Nach der Rezession steckt die private Altersvorsorge in der Krise. Jeder fünfte Berufstätige hat Vorsorgeverträge gekürzt oder gekündigt, besonders das Vertrauen in die Riester-Rente schwindet. Das hat eine Allensbach-Umfrage im Auftrag der Postbank ergeben. "Man kann von einer regelrechten Schockstarre sprechen", erklären die Autoren der Studie.

In der Umfrage gaben 68 Prozent der Berufstätigen an, ihre Einstellung zur Privatvorsorge habe sich nach der Finanzkrise verändert. 28 Prozent sagen, sie seien skeptischer geworden, 23 Prozent haben Zweifel an der Sicherheit. 46 Prozent der Berufstätigen glauben, dass es eine wirklich sichere Vorsorge gar nicht gebe.

Riester-Rente stößt auf größere Skepsis

Vor allem die staatliche Riester-Förderung hat an Bedeutung und Ansehen verloren, wie es weiter hieß. 2008 bewerteten junge Berufstätige unter 30 Jahren noch zu 45 Prozent die Riester-Rente als "ideale Form der Alterssicherung", 2010 sahen das nur noch 26 Prozent so. 2008 wollten 23 Prozent der jungen Berufstätigen einen Riester-Vertrag abschließen, zwei Jahre später sind es der Studie zufolge nur noch neun Prozent.
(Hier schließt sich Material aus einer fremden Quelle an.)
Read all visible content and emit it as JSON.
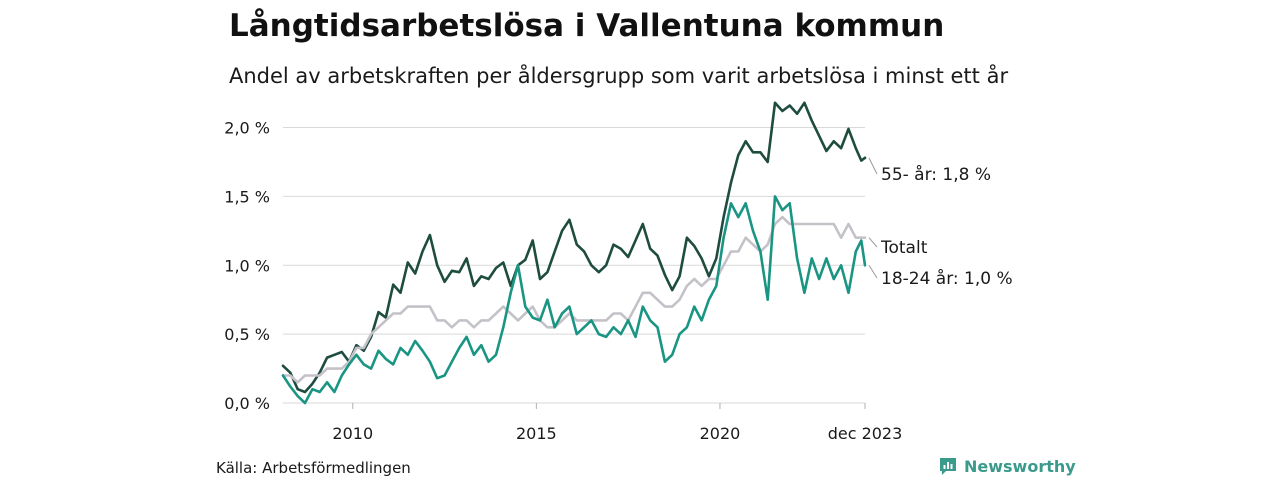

Selbst von den Berufstätigen, die eigentlich ihre Absicht zum Ausbau der Vorsorge in den kommenden Jahren erklärt haben, habe jeder Vierte seine laufenden Vorsorgeverträge gekündigt oder gekürzt. Insgesamt gäben die Berufstätigen weniger für die private Altersvorsorge aus. Bei den unter 50-Jährigen betrage das Minus im Schnitt zwölf Prozent.

Die gesetzliche Rente gewinnt laut Umfrage zwar an Ansehen, allerdings haben die Versicherten auch hier Sorgen. 44 Prozent der Berufstätigen sagten, sie machten sich wegen der hohen Staatsverschuldung Gedanken. 37 Prozent befürchten deswegen Rentenkürzungen, und 28 Prozent erwarten steigende Preise und damit eine Entwertung ihrer Ersparnisse.

Zwischen West und Ost öffnet sich den Ergebnissen zufolge bei der Vorsorge fürs Alter eine Schere. In den neuen Ländern hätten die Berufstätigen ihre Vorsorgeaufwendungen 2010 im Vergleich zum Jahr zuvor um 25 Prozent gekappt. Die Ostdeutschen legen demnach im Schnitt 123 Euro monatlich zurück. In Westdeutschland sind es fast 100 Euro mehr, nämlich 215 Euro im Monat. Gleichzeitig sagten im Osten nur noch 14 Prozent der Berufstätigen, sie erwarteten einen Ruhestand ohne finanziellen Sorgen. 2009 waren es noch 20 Prozent. Im Westdeutschland erwarten 30 Prozent einen sorgenfreien Ruhestand; die Zahl ist von 26 Prozent gewachsen.